A preliminary hearing in Chesterfield General District Court was held to decide whether or not the long list of charges against the Federicos and Trikoulis should be certified to the higher court. Judge Keith Hurly certified the three conspiracy charges all three defendants faced to Chesterfield Circuit court. Judge Hurly also certified a solicitation charge leveled against Joshua and Joseph Federico connected to the plot. The judge dismissed several other charges that all three defendants faced, including attempted capital murder and obstruction of justice. All three were held without bond while their case made its way over to Chesterfield Circuit Court.

Four members of the Federico family were indicted by a Chesterfield Grand Jury:

=== Joshua Federico===

- One count of solicitation to commit murder (felony)
- One count of attempting to commit capital murder (felony)
- Three counts of conspiring with another to commit a felony (felony)
- Two counts of obstruction of justice (felony)
- Two counts of attempted obstruction of justice (felony)

In August 2019, Joshua Federico was convicted of murdering Howell, attempting to murder his estranged wife, malicious wounding, multiple weapons violations, and a burglary charge. The jury recommended two life sentences plus 43 years in prison.

In July 2020, Joshua Federico, in a plea agreement, pleaded guilty to conspiracy to commit capital murder, solicitation to commit capital murder, attempted capital murder and obstruction of justice. In return, several accompanying charges were dropped. In accordance with the agreement Federico was sentenced to 110 years in prison with 100 years suspended. The 10-year active sentence will be tacked on to the two life terms plus 43 years he is serving.

=== Joseph Federico ===

- One count of solicitation to commit murder (felony)
- One count of attempting to commit capital murder (felony)
- Three counts of conspiring with another to commit a felony (felony)
- Two counts of obstruction of justice (felony)
- Two counts of attempted obstruction of justice (felony)

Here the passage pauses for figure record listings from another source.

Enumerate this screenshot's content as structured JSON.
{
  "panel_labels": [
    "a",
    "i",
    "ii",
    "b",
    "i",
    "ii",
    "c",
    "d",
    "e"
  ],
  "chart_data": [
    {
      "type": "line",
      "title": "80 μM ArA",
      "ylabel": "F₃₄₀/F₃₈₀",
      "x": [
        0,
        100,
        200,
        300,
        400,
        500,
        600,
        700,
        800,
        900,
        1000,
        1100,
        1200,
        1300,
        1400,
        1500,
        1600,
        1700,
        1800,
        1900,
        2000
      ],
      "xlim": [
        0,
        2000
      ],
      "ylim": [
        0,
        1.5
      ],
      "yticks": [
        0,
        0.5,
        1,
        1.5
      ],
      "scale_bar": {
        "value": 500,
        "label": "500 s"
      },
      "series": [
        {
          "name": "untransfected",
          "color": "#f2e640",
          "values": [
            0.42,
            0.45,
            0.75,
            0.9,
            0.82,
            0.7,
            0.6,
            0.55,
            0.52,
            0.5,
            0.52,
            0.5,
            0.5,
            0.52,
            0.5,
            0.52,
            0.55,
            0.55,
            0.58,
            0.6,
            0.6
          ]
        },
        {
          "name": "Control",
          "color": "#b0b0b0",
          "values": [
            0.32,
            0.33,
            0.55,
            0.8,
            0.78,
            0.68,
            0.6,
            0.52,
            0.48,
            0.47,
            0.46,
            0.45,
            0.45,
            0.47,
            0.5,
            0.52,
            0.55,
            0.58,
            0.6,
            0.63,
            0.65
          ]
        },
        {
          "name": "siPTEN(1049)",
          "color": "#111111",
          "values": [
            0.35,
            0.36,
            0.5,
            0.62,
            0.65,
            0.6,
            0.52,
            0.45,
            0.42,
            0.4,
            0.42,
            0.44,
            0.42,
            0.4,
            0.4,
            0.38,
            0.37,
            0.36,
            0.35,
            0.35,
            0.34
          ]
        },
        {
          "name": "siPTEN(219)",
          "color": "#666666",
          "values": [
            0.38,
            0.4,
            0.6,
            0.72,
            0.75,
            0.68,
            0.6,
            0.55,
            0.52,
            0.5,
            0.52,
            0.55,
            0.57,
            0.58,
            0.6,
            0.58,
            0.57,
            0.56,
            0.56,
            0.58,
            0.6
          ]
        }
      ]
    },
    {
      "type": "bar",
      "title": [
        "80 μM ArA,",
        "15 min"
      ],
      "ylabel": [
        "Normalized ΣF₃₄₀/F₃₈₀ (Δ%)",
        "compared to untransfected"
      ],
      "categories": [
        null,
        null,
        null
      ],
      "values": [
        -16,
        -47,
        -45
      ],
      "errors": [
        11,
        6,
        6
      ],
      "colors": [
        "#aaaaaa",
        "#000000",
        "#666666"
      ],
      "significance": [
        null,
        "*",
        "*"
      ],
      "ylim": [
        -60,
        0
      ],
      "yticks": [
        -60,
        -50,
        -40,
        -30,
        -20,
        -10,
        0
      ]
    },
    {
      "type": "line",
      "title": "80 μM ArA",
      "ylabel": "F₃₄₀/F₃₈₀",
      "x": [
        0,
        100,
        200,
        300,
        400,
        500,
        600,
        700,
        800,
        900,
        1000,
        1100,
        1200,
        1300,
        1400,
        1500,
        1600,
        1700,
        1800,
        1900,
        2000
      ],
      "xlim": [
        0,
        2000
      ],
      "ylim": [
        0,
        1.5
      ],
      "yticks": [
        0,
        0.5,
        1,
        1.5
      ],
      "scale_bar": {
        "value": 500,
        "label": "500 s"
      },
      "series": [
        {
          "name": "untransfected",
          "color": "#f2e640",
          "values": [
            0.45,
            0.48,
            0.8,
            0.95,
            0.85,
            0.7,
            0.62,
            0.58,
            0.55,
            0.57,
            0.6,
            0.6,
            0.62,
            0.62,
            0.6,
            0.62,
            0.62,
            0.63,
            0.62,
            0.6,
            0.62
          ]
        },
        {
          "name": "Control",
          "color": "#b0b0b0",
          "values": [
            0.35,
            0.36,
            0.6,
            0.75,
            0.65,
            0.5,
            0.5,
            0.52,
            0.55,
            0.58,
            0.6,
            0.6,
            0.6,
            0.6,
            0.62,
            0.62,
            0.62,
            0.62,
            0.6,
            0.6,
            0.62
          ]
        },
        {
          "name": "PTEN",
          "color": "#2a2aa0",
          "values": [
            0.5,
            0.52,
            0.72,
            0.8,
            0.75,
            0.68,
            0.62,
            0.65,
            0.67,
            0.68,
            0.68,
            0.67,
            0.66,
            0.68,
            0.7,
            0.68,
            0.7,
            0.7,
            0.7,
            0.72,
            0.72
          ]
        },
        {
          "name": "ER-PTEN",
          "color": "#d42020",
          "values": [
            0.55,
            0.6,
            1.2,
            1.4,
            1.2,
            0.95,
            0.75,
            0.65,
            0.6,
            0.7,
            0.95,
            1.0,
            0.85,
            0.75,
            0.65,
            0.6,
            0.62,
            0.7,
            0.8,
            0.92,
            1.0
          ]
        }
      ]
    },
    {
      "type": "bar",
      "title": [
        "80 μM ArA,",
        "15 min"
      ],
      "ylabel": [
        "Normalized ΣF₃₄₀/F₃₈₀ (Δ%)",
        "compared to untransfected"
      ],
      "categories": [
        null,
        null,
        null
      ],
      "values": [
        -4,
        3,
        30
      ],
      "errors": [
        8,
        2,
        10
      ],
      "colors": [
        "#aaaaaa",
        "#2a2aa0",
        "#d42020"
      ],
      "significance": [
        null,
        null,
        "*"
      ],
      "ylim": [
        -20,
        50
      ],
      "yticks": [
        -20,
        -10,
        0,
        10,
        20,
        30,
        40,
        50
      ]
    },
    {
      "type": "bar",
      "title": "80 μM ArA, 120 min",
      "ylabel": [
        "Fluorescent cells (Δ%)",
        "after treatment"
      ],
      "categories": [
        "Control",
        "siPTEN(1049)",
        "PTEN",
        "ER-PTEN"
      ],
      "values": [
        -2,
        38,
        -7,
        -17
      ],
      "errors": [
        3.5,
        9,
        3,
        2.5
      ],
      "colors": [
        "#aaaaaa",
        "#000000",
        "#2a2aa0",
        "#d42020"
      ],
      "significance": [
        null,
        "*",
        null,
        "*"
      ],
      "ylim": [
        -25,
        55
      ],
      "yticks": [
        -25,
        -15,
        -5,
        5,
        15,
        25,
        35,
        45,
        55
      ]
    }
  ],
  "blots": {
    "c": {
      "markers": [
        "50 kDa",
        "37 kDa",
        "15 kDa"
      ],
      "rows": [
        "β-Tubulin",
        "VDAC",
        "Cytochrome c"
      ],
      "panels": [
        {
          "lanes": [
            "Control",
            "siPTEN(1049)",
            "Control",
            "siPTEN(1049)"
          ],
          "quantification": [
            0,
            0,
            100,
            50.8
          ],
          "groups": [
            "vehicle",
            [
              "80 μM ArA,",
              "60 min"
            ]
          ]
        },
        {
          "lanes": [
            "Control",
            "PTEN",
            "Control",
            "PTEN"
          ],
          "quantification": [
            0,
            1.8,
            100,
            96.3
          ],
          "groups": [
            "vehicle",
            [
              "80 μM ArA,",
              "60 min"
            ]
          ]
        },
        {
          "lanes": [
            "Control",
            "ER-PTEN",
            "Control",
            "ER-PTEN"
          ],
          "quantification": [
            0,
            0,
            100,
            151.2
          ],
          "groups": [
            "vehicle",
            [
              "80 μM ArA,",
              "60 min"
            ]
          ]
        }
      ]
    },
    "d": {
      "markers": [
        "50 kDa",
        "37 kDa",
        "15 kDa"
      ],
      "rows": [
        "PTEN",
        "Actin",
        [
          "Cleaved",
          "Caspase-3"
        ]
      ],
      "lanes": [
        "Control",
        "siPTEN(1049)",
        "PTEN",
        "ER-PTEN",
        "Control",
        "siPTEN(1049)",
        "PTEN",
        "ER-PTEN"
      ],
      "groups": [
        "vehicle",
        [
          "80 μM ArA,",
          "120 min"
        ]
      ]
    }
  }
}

Joseph Federico, 43, pleaded no contest to two counts of conspiracy to commit capital murder, solicitation to commit capital murder and obstruction of justice. Several accompanying charges were dropped. In accordance with the plea agreement, Federico was sentenced to 70 years in prison with 55 suspended, giving him 15 to serve. He had no prior criminal record.

=== Wendy Federico ===

- Three counts of conspiring with another to commit a felony (felony)
- Two counts of obstruction of justice (felony)
- Two counts of attempted obstruction of justice (felony)

The brothers’ mother, Wendy Federico, 64, also was charged in the plot, but she died of cancer April 16 while awaiting trial. She had been held in the medical tier of Riverside Regional Jail throughout her 16 months of incarceration, but was transferred April 15 to a Hopewell hospital, where she died, due to complications that arose from her regularly scheduled chemotherapy treatments.

=== Constantine Trikoulis ===

The Commonwealth’s Attorney withdrew three counts of conspiracy to commit capital murder for hire and one count of being an accessory after the fact to murder against Constantine “Dino” Trikoulis. Trikoulis, 32, pleaded no contest to one misdemeanor count of obstruction of justice and was given a 12-month suspended jail term.